In clear weather, the bike path was filled with joggers and bikers, decked out in all the latest gear, whirring by me at breakneck speeds. In my work clothes and old sneakers that I wore every Friday, I plodded along the path, keeping to the side, putting one foot in front of the other.

It took me about two and a half hours to make it from downtown to the meeting on the Upper West Side and this little chunk of time each week allowed me to detox, so to speak, from the work week and to ruminate on things during a period of time in my life that was difficult for me to figure out.

I never did get in shape the way my friend Chris had in mind, but this regular walk provided a platform from which I was able to extend the amount of exercise I did each week and I began to feel less stressed about my work situation and better able to fulfill some of the creative endeavors I was engaged in at the time.

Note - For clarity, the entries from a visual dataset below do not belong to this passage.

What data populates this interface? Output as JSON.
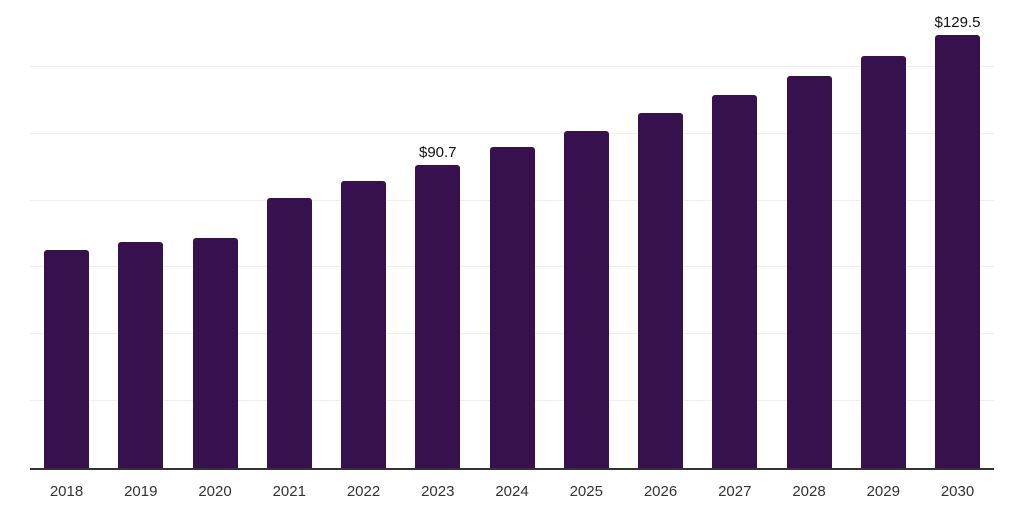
{
  "chart_data": {
    "type": "bar",
    "title": "",
    "xlabel": "",
    "ylabel": "",
    "categories": [
      "2018",
      "2019",
      "2020",
      "2021",
      "2022",
      "2023",
      "2024",
      "2025",
      "2026",
      "2027",
      "2028",
      "2029",
      "2030"
    ],
    "values": [
      65.2,
      67.6,
      68.8,
      80.7,
      86.0,
      90.7,
      95.9,
      100.9,
      106.3,
      111.6,
      117.3,
      123.2,
      129.5
    ],
    "data_labels": [
      {
        "category": "2023",
        "text": "$90.7"
      },
      {
        "category": "2030",
        "text": "$129.5"
      }
    ],
    "ylim": [
      0,
      140
    ],
    "grid": true,
    "grid_step": 20,
    "legend": "none"
  },
  "colors": {
    "bar": "#36114e",
    "axis": "#333333",
    "gridline": "#f0f0f0",
    "tick_label": "#333333",
    "data_label": "#111111",
    "background": "#ffffff"
  }
}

I walked through the spring and summer, into the fall, and finally, in December, had to abandon the routine due to the cold. Nevertheless, the walking did me good.

And it may have started a family trend. The next summer, my eldest daughter decided to walk 500 miles across northern Spain for her college thesis, following the ancient pilgrim trail El Camino de Santiago de Compostela, writing about her experience and ending her three-month journey in a place called Finisterre, a rock-bound peninsula on the western coast of Spain. Finisterre means “end of the world,” and she brought me back a shell picked up on the beach there.

I know as a parent and an alcoholic that there’s a good probability I may have passed on some difficult genetics to my kids. But, ultimately, I’m hoping that I’ve also passed on some positive things -- like my smart feet and the ability to keep walking.